Committee members Meaghan Slama, Kristy Olson, Kendra Pomerenke, Tiphanie Izen and Becki Peterson joined talents to organize “Ties and Tiaras,” a father-daughter dance, last fall. The event received positive reviews and raised $850.
John Lund initially gave $500 for the cause but wanted to do more. He issued a $1,000 matching challenge that the committee publicized at a fall event at the Red Rock Center, during which “Kids Just Want to Have Fun” and other local groups could showcase their projects.
“We announced that at the Red Rock Center event. Within two days, we had another $1,000,” Willett said.
Almost a dozen donations of $500 were received, as well as several between $1,000 and $5,000. Bank Midwest and Valero each donated $5,000. The Schmeeckle Foundation granted $10,000, as did the Rosen Family Foundation.
“We hit our goal about the second week in December,” Willett said. “The Rosen Family Foundation is the one that put us over the top.”
With the new play area ordered from International Play Co., the work still continues. To prepare for installation at the south end of the mall, new “soft” flooring will be installed, and plans are in the works for a shoe rack, for which BoeKett Building Supply has donated materials. Olsen said they hope to have a high school class take on the rack building project.
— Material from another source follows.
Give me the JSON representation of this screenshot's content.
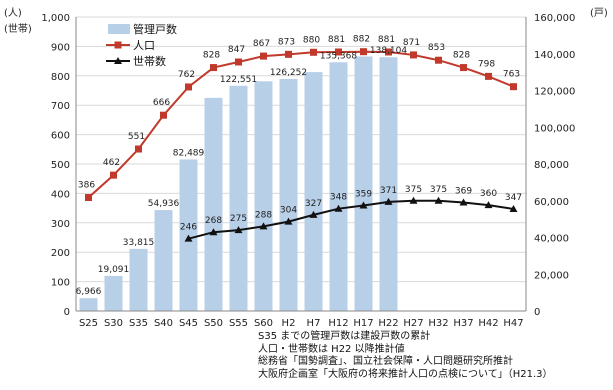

The colorful two-level play equipment will be similar to one located at McDonald’s in Blue Earth, Olsen said. There is no age limit to use the play area, but the manufacturer recommends a maximum height.
“There also is a separate area for toddlers and little ones. They have their own enclosed area,” Olsen said.
Olsen and Willett said they had people question the mall location because of the recent loss of stores at the facility, but the committee deemed it as a logical place.
“The mall agreed to insure it, clean it and maintain it,” Willett said. “They donated a spot for it. They’re allowing it. It’s free for the children, and the hours are ideal.”
He added that the increased foot traffic generated by the play area might generate new businesses opening at the mall.
Willett expressed gratitude to Fairmont resident Tim McConnell, who had the initial idea for the indoor playground, and Liz Wheeler of Fairmont for developing the group’s website and laying the groundwork for the project. He also praised the city of Fairmont for channeling the money raised through its finance office and handling the committee’s disbursements.
Although the play area soon will become a reality, fundraising is continuing.
“We want to raise more money for benches and, eventually, repairs and maintenance,” Willett said.
Olsen said she is proud of the work the committee did.
“I think it was harder than any of us imagined, but it’s been fun,” she said.